A critical step in the analysis of multi-omic datasets is the integration of information obtained from the different layers. Though valuable strategies have been developed in recent years to integrate RNA- and ATAC-seq data, alternatives are still required to optimize and enlarge the functional information obtained from the combination of these powerful techniques (Ackermann et al., 2016; Höllbacher et al., 2020; Yan et al., 2020). In this study, we approached data integration through two alternative strategies, that we called pairwise and crosswise.

As a first level of integration, we identified genes with concordant regulation in RNA- and ATAC-seq upon treatment. In this pairwise integration, we compared the direction of transcriptional regulation of genes to the accessibility of their promoters, as specified in the Methods section and shown in Figure 4D (M 6 hr), Figure 4—figure supplement 2A (B 6 hr), and Figure 4—figure supplement 2B (12 hr).
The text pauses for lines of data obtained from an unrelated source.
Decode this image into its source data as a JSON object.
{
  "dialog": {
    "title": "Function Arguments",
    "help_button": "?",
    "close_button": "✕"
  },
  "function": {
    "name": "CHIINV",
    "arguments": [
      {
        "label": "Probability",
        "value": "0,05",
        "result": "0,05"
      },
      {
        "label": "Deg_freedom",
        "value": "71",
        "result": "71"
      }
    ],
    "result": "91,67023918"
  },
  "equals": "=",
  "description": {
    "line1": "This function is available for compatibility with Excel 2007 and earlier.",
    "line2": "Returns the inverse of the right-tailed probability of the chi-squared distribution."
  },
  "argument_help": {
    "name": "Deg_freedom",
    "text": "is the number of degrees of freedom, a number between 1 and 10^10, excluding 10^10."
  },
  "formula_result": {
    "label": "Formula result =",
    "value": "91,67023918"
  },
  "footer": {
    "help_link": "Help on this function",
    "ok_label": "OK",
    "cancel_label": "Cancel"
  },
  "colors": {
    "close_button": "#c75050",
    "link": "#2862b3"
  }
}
Given the biological delay that could exist between chromatin remodeling and a detectable variation in transcript level, pairwise comparisons were also considered between chromatin changes after 6 hr and transcriptional responses after 12 hr of treatment (Figure 4—figure supplement 2C). We then applied GSEA to the identified groups of genes across all conditions to point out functional processes of interest.

Overall, the integration efficiently identified key regulators of previously described processes, once more highlighting the value of applying multi-omics to gain a higher resolution and robustness in the analysis of drug responses. As described in Figure 4D for compound M, and similarly for B (Figure 4—figure supplement 2A), we observed coherent upregulation of genes involved in ribosome biogenesis (e.g. RNPS1), apoptosis (e.g. AEN), BER (e.g. APEX1), and cell cycle regulation (e.g. CDC45) at 6 hr of treatment in BxPC-3 cells. Meanwhile, at the same conditions, genes regulating the DDR (e.g. MDM2), proteostasis, and redox balance (e.g. GPX1) were found to be downregulated consistently in both omic layers.

Instead, the last mentioned processes were activated in HCT-15 cells, as anticipated from previous findings. Indeed, the integration highlighted double-regulated modulators of protein catabolism (e.g. PSMA3), DNA repair (e.g. DTL), and lipid metabolism, such as the previously described SCD. Interestingly, these cells also turned out to activate TGF β signaling (e.g. BMPR1A), an important player in cancer drug resistance, in response to B (Figure 4—figure supplement 2A; Brunen et al., 2013). Furthermore, BxPC-3 cells downregulated, early after 6 hr, genes involved in actin remodeling, a mechanism affecting morphology and function of cancer cells (e.g. CARMIL1) (Figure 4—figure supplement 2A; Caridi et al., 2019; Tafazzoli-Shadpour et al., 2020). Additional insights on double regulation of further processes were evidenced at 12 hr (Figure 4—figure supplement 2B), suggesting for instance autophagy (e.g. CALCOCO2) as a putative pathway accounting for the enhanced catabolism in HCT-15 cells (Chang and Zou, 2020).

Collectively, pairwise integration of RNA- and ATAC-seq shed light on genes with robust regulation at the transcriptional and chromatin level, adding further details to the previously identified response pathways.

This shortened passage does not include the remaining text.